Ahora bien, los políticos podrán ser analfabetos literarios, pero no son ningunos tontos, y está claro que conocen a la perfección el sistema político y cómo progresar y tener éxito en él. Algunos párrafos del libro sobre este tema:
Los políticos y funcionarios, a diferencia de los votantes, están incentivados para conocer muy bien el impacto de las decisiones que tomen, ya sea en términos de impacto electoral para los primeros o de impacto presupuestario para los segundos. Ambos persiguen sus intereses personales dentro de un cierto marco normativo e institucional que guiará sus esfuerzos en una cierta dirección, la cual puede coincidir con el interés de los votantes o no.
Algunos de estos incentivos llevan a la preferencia por los beneficios en el corto plazo y la postergación de los costos hacia el futuro, también permiten el éxito de las actividades de lobby, con beneficios concentrados y costos dispersos.
…los representantes electos y funcionarios persigan la satisfacción de las preferencias de los votantes y no otros, o las propias. ¿Cuáles son sus objetivos? En el capítulo anterior vimos que la separación entre la acción a realizar y el resultado a obtener que encontramos en la política actúa como un incentivo débil para que el votante esté informado o verifique si sus ideas son apropiadas incluso para los fines que quiera alcanzar. Esto lo lleva a la apatía racional o a la ignorancia.
No sucede lo mismo con políticos y funcionarios gubernamentales. Su accionar está en directa relación con el resultado que puedan obtener, el costo de sus errores recurrentes puede ser alto, por lo tanto es de esperar que estén informados y motivados en alcanzar su propio interés. En el caso de los políticos, tradicionalmente la visión del Public Choice fue asignarles el objetivo de ser electos, o reelectos, ya que de otra forma no podrían alcanzar cualesquiera que sean sus objetivos. En cuanto a los funcionarios públicos, repasaremos distintas teorías, que le asignan como objetivos el maximizar el tamaño de la burocracia a su cargo o, por el contrario, minimizar el esfuerzo a realizar.
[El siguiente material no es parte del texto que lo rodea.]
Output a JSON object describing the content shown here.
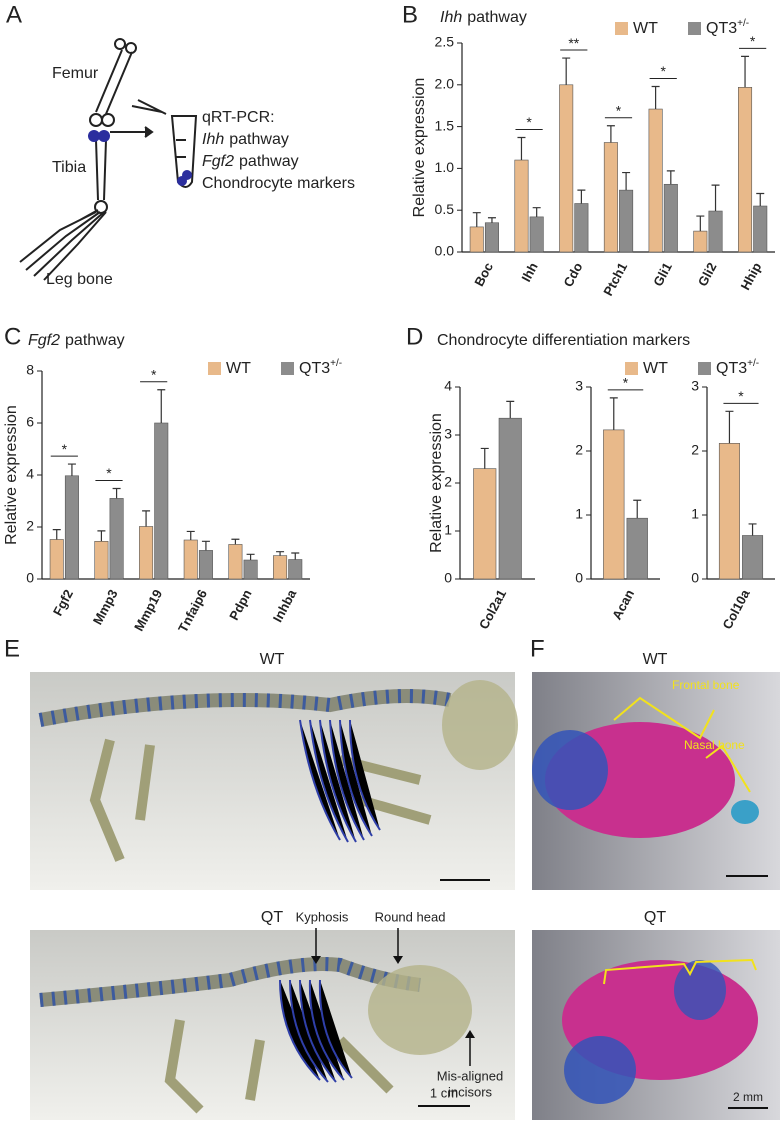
{
  "panel_labels": [
    "A",
    "B",
    "C",
    "D",
    "E",
    "F"
  ],
  "panel_a": {
    "femur": "Femur",
    "tibia": "Tibia",
    "leg_bone": "Leg bone",
    "qpcr": "qRT-PCR:",
    "lines": [
      {
        "italic": "Ihh",
        "text": "pathway"
      },
      {
        "italic": "Fgf2",
        "text": "pathway"
      },
      {
        "italic": "",
        "text": "Chondrocyte markers"
      }
    ]
  },
  "chart_data": [
    {
      "type": "bar",
      "title_italic": "Ihh",
      "title": "pathway",
      "ylabel": "Relative expression",
      "categories": [
        "Boc",
        "Ihh",
        "Cdo",
        "Ptch1",
        "Gli1",
        "Gli2",
        "Hhip"
      ],
      "series": [
        {
          "name": "WT",
          "color": "#e8b98a",
          "values": [
            0.3,
            1.1,
            2.0,
            1.31,
            1.71,
            0.25,
            1.97
          ],
          "errors": [
            0.17,
            0.27,
            0.32,
            0.2,
            0.27,
            0.18,
            0.37
          ]
        },
        {
          "name": "QT3",
          "name_sup": "+/-",
          "color": "#8c8c8c",
          "values": [
            0.35,
            0.42,
            0.58,
            0.74,
            0.81,
            0.49,
            0.55
          ],
          "errors": [
            0.06,
            0.11,
            0.16,
            0.21,
            0.16,
            0.31,
            0.15
          ]
        }
      ],
      "ylim": [
        0,
        2.5
      ],
      "yticks": [
        {
          "value": 0,
          "label": "0.0"
        },
        {
          "value": 0.5,
          "label": "0.5"
        },
        {
          "value": 1,
          "label": "1.0"
        },
        {
          "value": 1.5,
          "label": "1.5"
        },
        {
          "value": 2,
          "label": "2.0"
        },
        {
          "value": 2.5,
          "label": "2.5"
        }
      ],
      "annotations": [
        {
          "text": "*",
          "category": "Ihh"
        },
        {
          "text": "**",
          "category": "Cdo"
        },
        {
          "text": "*",
          "category": "Ptch1"
        },
        {
          "text": "*",
          "category": "Gli1"
        },
        {
          "text": "*",
          "category": "Hhip"
        }
      ]
    },
    {
      "type": "bar",
      "title_italic": "Fgf2",
      "title": "pathway",
      "ylabel": "Relative expression",
      "categories": [
        "Fgf2",
        "Mmp3",
        "Mmp19",
        "Tnfaip6",
        "Pdpn",
        "Inhba"
      ],
      "series": [
        {
          "name": "WT",
          "color": "#e8b98a",
          "values": [
            1.52,
            1.45,
            2.02,
            1.5,
            1.33,
            0.9
          ],
          "errors": [
            0.38,
            0.4,
            0.6,
            0.33,
            0.2,
            0.15
          ]
        },
        {
          "name": "QT3",
          "name_sup": "+/-",
          "color": "#8c8c8c",
          "values": [
            3.97,
            3.1,
            6.0,
            1.1,
            0.73,
            0.75
          ],
          "errors": [
            0.45,
            0.38,
            1.28,
            0.35,
            0.22,
            0.25
          ]
        }
      ],
      "ylim": [
        0,
        8
      ],
      "yticks": [
        0,
        2,
        4,
        6,
        8
      ],
      "annotations": [
        {
          "text": "*",
          "category": "Fgf2"
        },
        {
          "text": "*",
          "category": "Mmp3"
        },
        {
          "text": "*",
          "category": "Mmp19"
        }
      ]
    },
    {
      "type": "bar-facets",
      "title_italic": "",
      "title": "Chondrocyte differentiation markers",
      "ylabel": "Relative expression",
      "series": [
        {
          "name": "WT",
          "color": "#e8b98a"
        },
        {
          "name": "QT3",
          "name_sup": "+/-",
          "color": "#8c8c8c"
        }
      ],
      "facets": [
        {
          "category": "Col2a1",
          "ylim": [
            0,
            4
          ],
          "yticks": [
            0,
            1,
            2,
            3,
            4
          ],
          "values": [
            2.3,
            3.35
          ],
          "errors": [
            0.42,
            0.35
          ]
        },
        {
          "category": "Acan",
          "ylim": [
            0,
            3
          ],
          "yticks": [
            0,
            1,
            2,
            3
          ],
          "values": [
            2.33,
            0.95
          ],
          "errors": [
            0.5,
            0.28
          ],
          "annotation": "*"
        },
        {
          "category": "Col10a",
          "ylim": [
            0,
            3
          ],
          "yticks": [
            0,
            1,
            2,
            3
          ],
          "values": [
            2.12,
            0.68
          ],
          "errors": [
            0.5,
            0.18
          ],
          "annotation": "*"
        }
      ]
    }
  ],
  "panel_e": {
    "wt_label": "WT",
    "qt_label": "QT",
    "kyphosis": "Kyphosis",
    "round_head": "Round head",
    "incisors": [
      "Mis-aligned",
      "incisors"
    ],
    "scale_bar": "1 cm"
  },
  "panel_f": {
    "wt_label": "WT",
    "qt_label": "QT",
    "frontal_bone": "Frontal bone",
    "nasal_bone": "Nasal bone",
    "scale_bar": "2 mm"
  }
}
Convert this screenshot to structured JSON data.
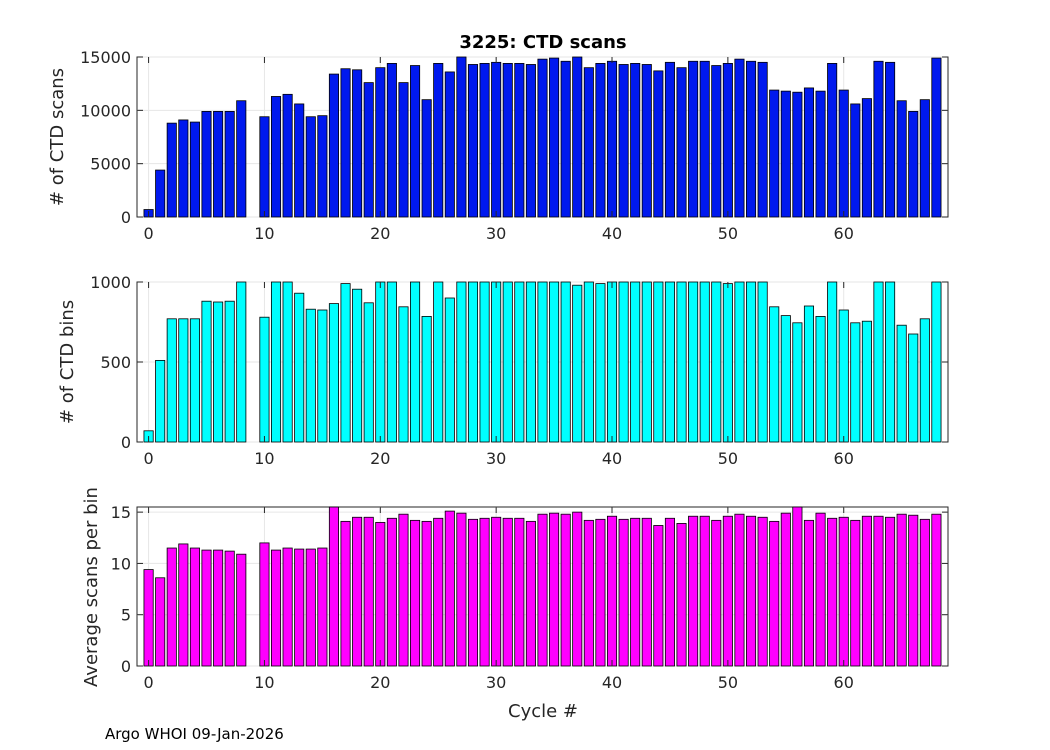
{
  "footer": "Argo WHOI 09-Jan-2026",
  "chart_data": [
    {
      "type": "bar",
      "title": "3225: CTD scans",
      "xlabel": "",
      "ylabel": "# of CTD scans",
      "color": "#0019ee",
      "xlim": [
        -1,
        69
      ],
      "ylim": [
        0,
        15000
      ],
      "xticks": [
        0,
        10,
        20,
        30,
        40,
        50,
        60
      ],
      "yticks": [
        0,
        5000,
        10000,
        15000
      ],
      "x": [
        0,
        1,
        2,
        3,
        4,
        5,
        6,
        7,
        8,
        9,
        10,
        11,
        12,
        13,
        14,
        15,
        16,
        17,
        18,
        19,
        20,
        21,
        22,
        23,
        24,
        25,
        26,
        27,
        28,
        29,
        30,
        31,
        32,
        33,
        34,
        35,
        36,
        37,
        38,
        39,
        40,
        41,
        42,
        43,
        44,
        45,
        46,
        47,
        48,
        49,
        50,
        51,
        52,
        53,
        54,
        55,
        56,
        57,
        58,
        59,
        60,
        61,
        62,
        63,
        64,
        65,
        66,
        67,
        68
      ],
      "values": [
        700,
        4400,
        8800,
        9100,
        8900,
        9900,
        9900,
        9900,
        10900,
        0,
        9400,
        11300,
        11500,
        10600,
        9400,
        9500,
        13400,
        13900,
        13800,
        12600,
        14000,
        14400,
        12600,
        14200,
        11000,
        14400,
        13600,
        15000,
        14300,
        14400,
        14500,
        14400,
        14400,
        14300,
        14800,
        14900,
        14600,
        15000,
        14000,
        14400,
        14600,
        14300,
        14400,
        14300,
        13700,
        14500,
        14000,
        14600,
        14600,
        14200,
        14400,
        14800,
        14600,
        14500,
        11900,
        11800,
        11700,
        12100,
        11800,
        14400,
        11900,
        10600,
        11100,
        14600,
        14500,
        10900,
        9900,
        11000,
        14900
      ]
    },
    {
      "type": "bar",
      "title": "",
      "xlabel": "",
      "ylabel": "# of CTD bins",
      "color": "#00ffff",
      "xlim": [
        -1,
        69
      ],
      "ylim": [
        0,
        1000
      ],
      "xticks": [
        0,
        10,
        20,
        30,
        40,
        50,
        60
      ],
      "yticks": [
        0,
        500,
        1000
      ],
      "x": [
        0,
        1,
        2,
        3,
        4,
        5,
        6,
        7,
        8,
        9,
        10,
        11,
        12,
        13,
        14,
        15,
        16,
        17,
        18,
        19,
        20,
        21,
        22,
        23,
        24,
        25,
        26,
        27,
        28,
        29,
        30,
        31,
        32,
        33,
        34,
        35,
        36,
        37,
        38,
        39,
        40,
        41,
        42,
        43,
        44,
        45,
        46,
        47,
        48,
        49,
        50,
        51,
        52,
        53,
        54,
        55,
        56,
        57,
        58,
        59,
        60,
        61,
        62,
        63,
        64,
        65,
        66,
        67,
        68
      ],
      "values": [
        70,
        510,
        770,
        770,
        770,
        880,
        875,
        880,
        1000,
        0,
        780,
        1000,
        1000,
        930,
        830,
        825,
        865,
        990,
        955,
        870,
        1000,
        1000,
        845,
        1000,
        785,
        1000,
        900,
        1000,
        1000,
        1000,
        1000,
        1000,
        1000,
        1000,
        1000,
        1000,
        1000,
        980,
        1000,
        990,
        1000,
        1000,
        1000,
        1000,
        1000,
        1000,
        1000,
        1000,
        1000,
        1000,
        990,
        1000,
        1000,
        1000,
        845,
        790,
        745,
        850,
        785,
        1000,
        825,
        745,
        755,
        1000,
        1000,
        730,
        675,
        770,
        1000
      ]
    },
    {
      "type": "bar",
      "title": "",
      "xlabel": "Cycle #",
      "ylabel": "Average scans per bin",
      "color": "#ff00ff",
      "xlim": [
        -1,
        69
      ],
      "ylim": [
        0,
        15.5
      ],
      "xticks": [
        0,
        10,
        20,
        30,
        40,
        50,
        60
      ],
      "yticks": [
        0,
        5,
        10,
        15
      ],
      "x": [
        0,
        1,
        2,
        3,
        4,
        5,
        6,
        7,
        8,
        9,
        10,
        11,
        12,
        13,
        14,
        15,
        16,
        17,
        18,
        19,
        20,
        21,
        22,
        23,
        24,
        25,
        26,
        27,
        28,
        29,
        30,
        31,
        32,
        33,
        34,
        35,
        36,
        37,
        38,
        39,
        40,
        41,
        42,
        43,
        44,
        45,
        46,
        47,
        48,
        49,
        50,
        51,
        52,
        53,
        54,
        55,
        56,
        57,
        58,
        59,
        60,
        61,
        62,
        63,
        64,
        65,
        66,
        67,
        68
      ],
      "values": [
        9.4,
        8.6,
        11.5,
        11.9,
        11.5,
        11.3,
        11.3,
        11.2,
        10.9,
        0,
        12.0,
        11.3,
        11.5,
        11.4,
        11.4,
        11.5,
        15.5,
        14.1,
        14.5,
        14.5,
        14.0,
        14.4,
        14.8,
        14.2,
        14.1,
        14.4,
        15.1,
        14.9,
        14.3,
        14.4,
        14.5,
        14.4,
        14.4,
        14.1,
        14.8,
        14.9,
        14.8,
        15.0,
        14.2,
        14.3,
        14.6,
        14.3,
        14.4,
        14.4,
        13.7,
        14.4,
        13.9,
        14.6,
        14.6,
        14.2,
        14.6,
        14.8,
        14.6,
        14.5,
        14.1,
        14.9,
        15.5,
        14.2,
        14.9,
        14.4,
        14.5,
        14.2,
        14.6,
        14.6,
        14.5,
        14.8,
        14.7,
        14.3,
        14.8
      ]
    }
  ]
}
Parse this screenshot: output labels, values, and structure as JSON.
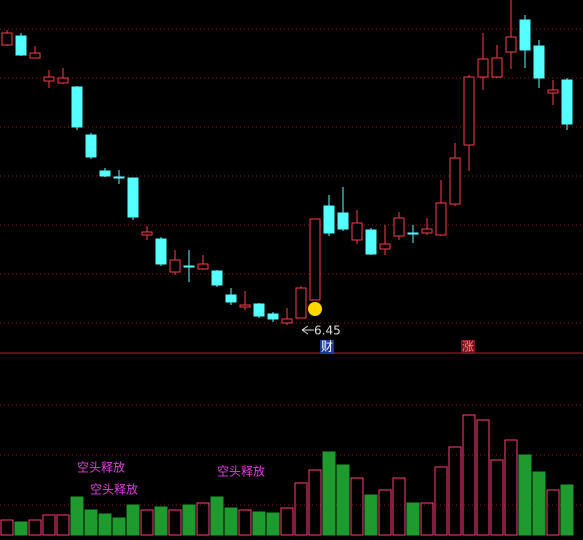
{
  "chart_data": {
    "type": "candlestick",
    "open": [
      9.25,
      9.34,
      9.12,
      8.89,
      8.87,
      8.83,
      8.35,
      7.99,
      7.93,
      7.92,
      7.35,
      7.31,
      6.98,
      7.04,
      7.01,
      6.99,
      6.75,
      6.63,
      6.66,
      6.56,
      6.47,
      6.52,
      6.7,
      7.64,
      7.57,
      7.3,
      7.4,
      7.21,
      7.34,
      7.37,
      7.37,
      7.35,
      7.66,
      8.25,
      8.93,
      8.93,
      9.18,
      9.5,
      9.24,
      8.77,
      8.9
    ],
    "high": [
      9.4,
      9.37,
      9.24,
      9.0,
      9.02,
      8.84,
      8.37,
      8.02,
      8.0,
      7.92,
      7.44,
      7.33,
      7.2,
      7.2,
      7.15,
      7.0,
      6.82,
      6.79,
      6.67,
      6.58,
      6.62,
      6.84,
      7.51,
      7.75,
      7.83,
      7.6,
      7.42,
      7.45,
      7.58,
      7.45,
      7.52,
      7.9,
      8.27,
      8.95,
      9.37,
      9.25,
      9.7,
      9.55,
      9.3,
      8.9,
      8.92
    ],
    "low": [
      9.24,
      9.14,
      9.12,
      8.82,
      8.86,
      8.4,
      8.11,
      7.93,
      7.86,
      7.5,
      7.3,
      7.04,
      6.95,
      6.88,
      7.0,
      6.83,
      6.65,
      6.6,
      6.52,
      6.48,
      6.45,
      6.52,
      6.7,
      7.34,
      7.39,
      7.26,
      7.15,
      7.15,
      7.3,
      7.27,
      7.35,
      7.34,
      7.64,
      7.99,
      8.8,
      8.92,
      9.01,
      9.02,
      8.82,
      8.65,
      8.4
    ],
    "close": [
      9.37,
      9.15,
      9.17,
      8.93,
      8.92,
      8.43,
      8.13,
      7.94,
      7.92,
      7.53,
      7.38,
      7.06,
      7.1,
      7.03,
      7.06,
      6.85,
      6.68,
      6.65,
      6.54,
      6.51,
      6.51,
      6.82,
      7.51,
      7.37,
      7.41,
      7.47,
      7.16,
      7.26,
      7.52,
      7.36,
      7.41,
      7.67,
      8.12,
      8.93,
      9.11,
      9.12,
      9.33,
      9.2,
      8.92,
      8.8,
      8.46
    ],
    "volume": [
      15,
      13,
      15,
      20,
      20,
      38,
      25,
      21,
      17,
      30,
      25,
      28,
      25,
      30,
      32,
      38,
      27,
      25,
      23,
      22,
      27,
      52,
      65,
      83,
      70,
      57,
      40,
      45,
      57,
      32,
      32,
      68,
      88,
      120,
      115,
      75,
      95,
      80,
      63,
      45,
      50
    ],
    "ylim": [
      6.18,
      9.7
    ],
    "yticks": [
      6.47,
      6.96,
      7.45,
      7.94,
      8.43,
      8.92,
      9.41
    ],
    "volume_ylim": [
      0,
      180
    ],
    "volume_yticks": [
      30,
      80,
      130
    ],
    "grid": true,
    "up_color": "#ff3a4a",
    "down_color": "#54ffff",
    "volume_up_color": "#ff3a80",
    "volume_down_color": "#1f9a2e",
    "low_label": 6.45,
    "annotations": [
      "空头释放",
      "空头释放",
      "空头释放"
    ],
    "markers": [
      "财",
      "涨"
    ]
  }
}
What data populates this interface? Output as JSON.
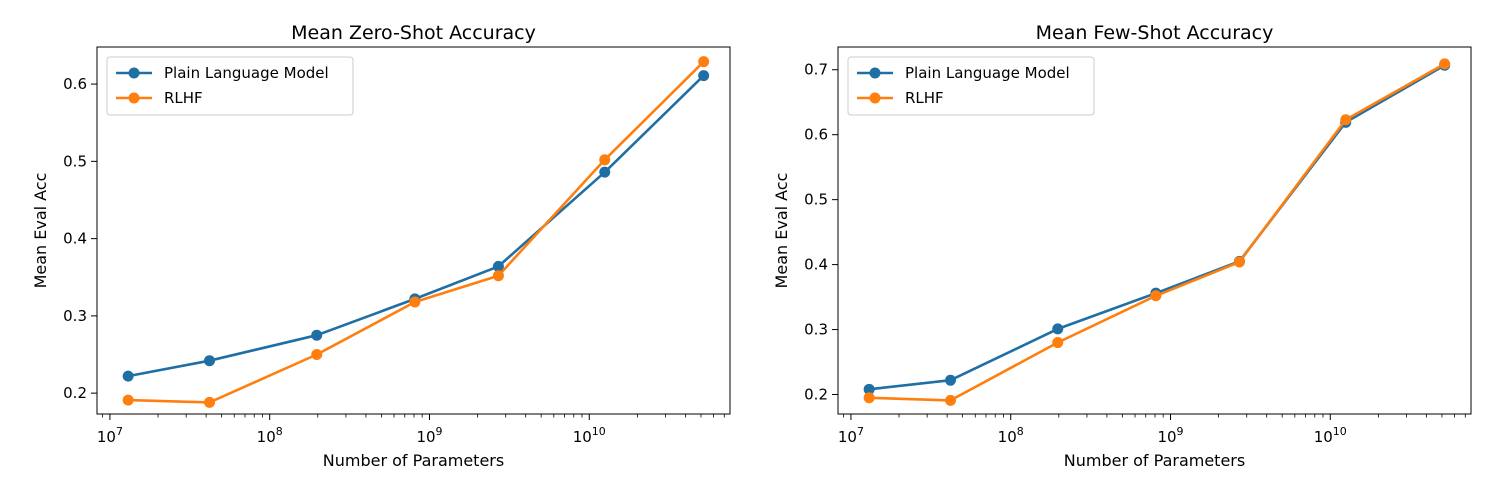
{
  "chart_data": [
    {
      "type": "line",
      "title": "Mean Zero-Shot Accuracy",
      "xlabel": "Number of Parameters",
      "ylabel": "Mean Eval Acc",
      "xscale": "log",
      "xlim": [
        8300000,
        76000000000
      ],
      "ylim": [
        0.173,
        0.648
      ],
      "x_ticks": [
        10000000,
        100000000,
        1000000000,
        10000000000
      ],
      "x_tick_labels": [
        {
          "base": "10",
          "exp": "7"
        },
        {
          "base": "10",
          "exp": "8"
        },
        {
          "base": "10",
          "exp": "9"
        },
        {
          "base": "10",
          "exp": "10"
        }
      ],
      "y_ticks": [
        0.2,
        0.3,
        0.4,
        0.5,
        0.6
      ],
      "y_tick_labels": [
        "0.2",
        "0.3",
        "0.4",
        "0.5",
        "0.6"
      ],
      "grid": false,
      "legend": "top-left",
      "x": [
        13000000,
        42000000,
        197000000,
        810000000,
        2700000000,
        12500000000,
        52000000000
      ],
      "series": [
        {
          "name": "Plain Language Model",
          "color": "#1f6fa5",
          "values": [
            0.222,
            0.242,
            0.275,
            0.322,
            0.364,
            0.486,
            0.611
          ]
        },
        {
          "name": "RLHF",
          "color": "#ff7f0e",
          "values": [
            0.191,
            0.188,
            0.25,
            0.318,
            0.352,
            0.502,
            0.629
          ]
        }
      ]
    },
    {
      "type": "line",
      "title": "Mean Few-Shot Accuracy",
      "xlabel": "Number of Parameters",
      "ylabel": "Mean Eval Acc",
      "xscale": "log",
      "xlim": [
        8300000,
        76000000000
      ],
      "ylim": [
        0.17,
        0.735
      ],
      "x_ticks": [
        10000000,
        100000000,
        1000000000,
        10000000000
      ],
      "x_tick_labels": [
        {
          "base": "10",
          "exp": "7"
        },
        {
          "base": "10",
          "exp": "8"
        },
        {
          "base": "10",
          "exp": "9"
        },
        {
          "base": "10",
          "exp": "10"
        }
      ],
      "y_ticks": [
        0.2,
        0.3,
        0.4,
        0.5,
        0.6,
        0.7
      ],
      "y_tick_labels": [
        "0.2",
        "0.3",
        "0.4",
        "0.5",
        "0.6",
        "0.7"
      ],
      "grid": false,
      "legend": "top-left",
      "x": [
        13000000,
        42000000,
        197000000,
        810000000,
        2700000000,
        12500000000,
        52000000000
      ],
      "series": [
        {
          "name": "Plain Language Model",
          "color": "#1f6fa5",
          "values": [
            0.208,
            0.222,
            0.301,
            0.356,
            0.405,
            0.619,
            0.707
          ]
        },
        {
          "name": "RLHF",
          "color": "#ff7f0e",
          "values": [
            0.195,
            0.191,
            0.28,
            0.352,
            0.404,
            0.623,
            0.709
          ]
        }
      ]
    }
  ]
}
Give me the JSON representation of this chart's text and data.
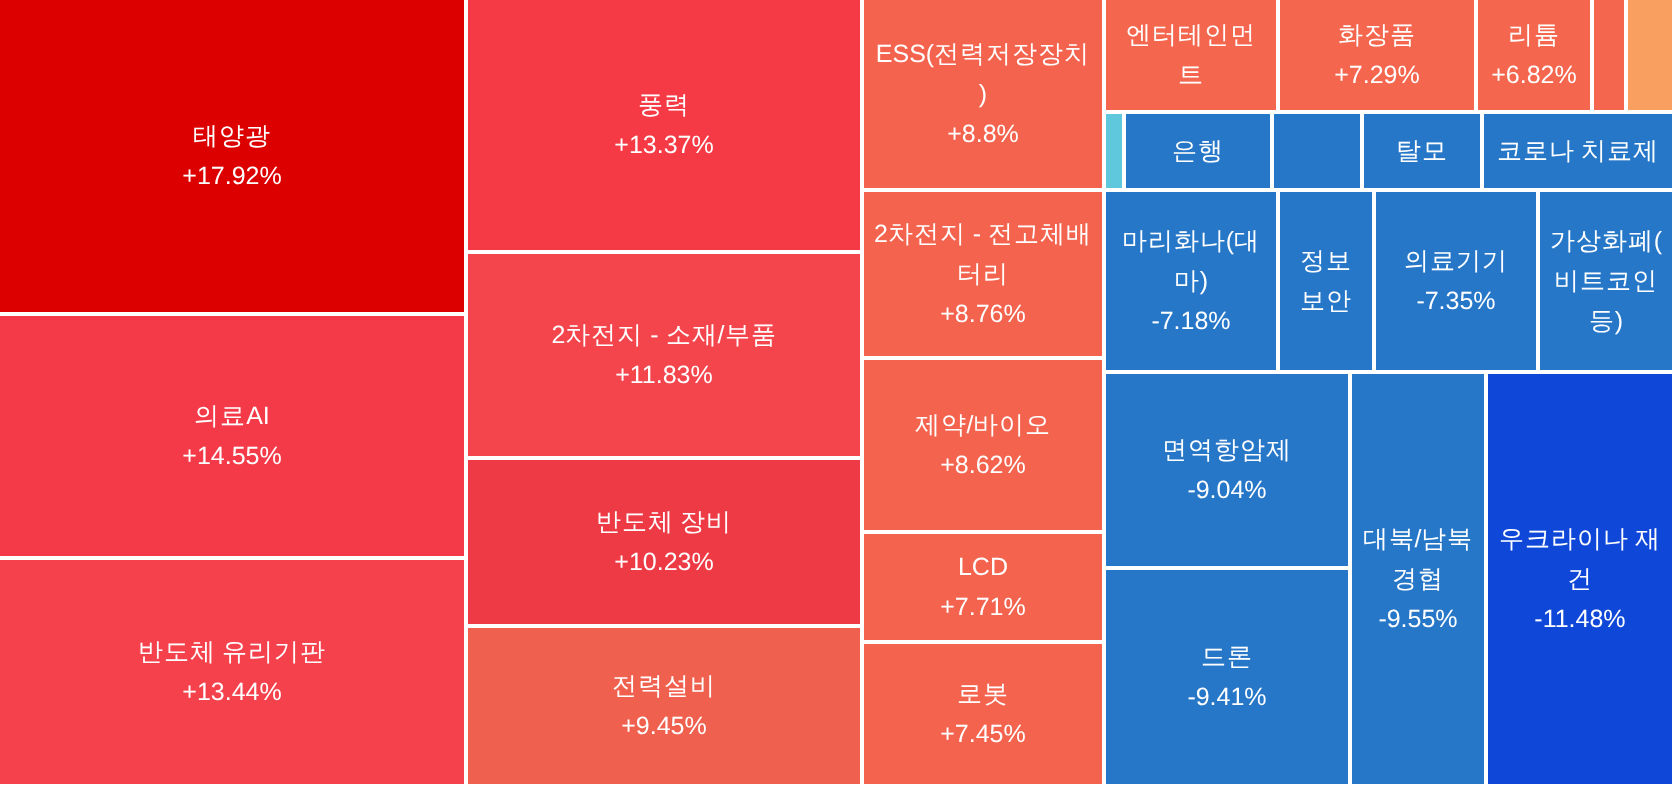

Los políticos, entonces, tienen incentivos para actuar racionalmente pero si los votantes son racionalmente apáticos y están desinformados y si adhieren a teorías erróneas como mínimo no tendrán incentivos para aclarar sus conceptos. Por el contrario, buscarán ofrecer lo que los electores buscan. Así, por ejemplo, si bien puede saber que los salarios no se suben por decreto sino por incrementos en la productividad del trabajo, si lo primero es lo que la gente cree, evaluará que sus probabilidades de ser electo o reelecto serán mejores afirmando lo primero. Pero bien puede ser que tampoco tenga ese incentivo a conocer cuáles pueden ser los efectos de ciertas políticas: si a los votantes les interesan más sus preferencias políticas que conocer cuáles pueden ser sus consecuencias entonces tampoco estará preocupado por eso.
Comenta Caplan (2007, p. 168): “Los políticos inusualmente talentosos hacen más que cultivar las falacias actuales. Guían a un público agradecido hacia las falacias ‘nuevas y mejoradas’ del mañana. Un buen político le dice al público lo que éste quiere escuchar; uno mejor aún le dice lo que éste va a querer escuchar. Luego de un súbito aumento del precio del petróleo, el público mismo culpará muy probablemente al afán de lucro de las compañías petroleras pero no tendrá imaginación como para proponer controles de precios. Un político habilidoso capitaliza la crisis alertando a sus votantes sobre una solución atractiva: ‘¡Controles de precios! ¿Cómo no pensamos eso antes?’.”